4. Consider the possible order-2 actions on an abelian group of order 45 (call it H). There are 2⋅2 possible actions when H is cyclic, and 2⋅3 when H is noncyclic. [To see this, decompose $H$ as a direct product, remembering it is abelian.]

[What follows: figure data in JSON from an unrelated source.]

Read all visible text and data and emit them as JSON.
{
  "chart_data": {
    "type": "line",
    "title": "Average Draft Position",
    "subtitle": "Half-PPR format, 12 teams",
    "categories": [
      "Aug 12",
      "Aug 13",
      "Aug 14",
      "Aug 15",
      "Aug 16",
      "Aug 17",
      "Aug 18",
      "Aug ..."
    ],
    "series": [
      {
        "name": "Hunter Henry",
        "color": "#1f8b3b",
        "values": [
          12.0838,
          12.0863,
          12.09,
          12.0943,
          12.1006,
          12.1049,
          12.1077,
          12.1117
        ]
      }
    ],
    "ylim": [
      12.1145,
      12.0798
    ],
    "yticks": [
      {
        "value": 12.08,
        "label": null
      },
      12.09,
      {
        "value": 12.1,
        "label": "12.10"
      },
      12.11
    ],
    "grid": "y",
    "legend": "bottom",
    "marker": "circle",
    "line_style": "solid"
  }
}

Thus there are 4+6=10 possible groups. It is fairly easy to show all are distinct.

Answer 2

Some ideas:

Let $\,G\,$ be a group with $\;|G|=90=2\cdot3^2\cdot5\;$ , $\,n_p:=\,$ be the number of Sylow $\,p$-subgroups of $\,G\,$. We denote by $\,P_p, Q_p, R_p\,$ , etc., the different Sylow $\,p$-subgroups:

$$[G:N_G(P_3)]=n_3\in\{1\,,\,10\}$$

Denote $\,M:=P_3\cap Q_3\,$ , and since $\,|M|=1\,,\,3\;$ (why can't this be $\,9\,$ ?) , we get

$$|P_3Q_3|=\frac{|P_3|\,|Q_3|}{|M|}=\frac{81}{|M|}\ge\frac{81}{3}=27$$

so by Lagrange's theorem, $\,|\langle P_3\,,\,Q_3\rangle|=45\,,\,90\,$ (why cannot this be $\,30\,$?) :

$$(i)\;\;\;\;\;|\langle P_3\,,\,Q_3\rangle|=45\implies [G:\langle P_3\,,\,Q_3\rangle]=2\implies \langle P_3\,,\,Q_3\rangle\lhd G$$

$$(ii)\;\;\;\;\;|\langle P_3\,,\,Q_3\rangle|=90\implies M\lhd P_3\,,\,Q_3 \;\;(\text{why?})\implies M\lhd\langle P_3,Q_3\rangle=G$$

So we already have that a group of order $\,90\,$ cannot be simple, but not only that: both $\,P_3\,,\,Q_3\lhd\langle P_3\,,\,Q_3\rangle\,$ and from here we get that in case (i) there's one single Sylow $\,3$-subgroup which is then normal.

Fill in details and try to take it from here at least for some cases.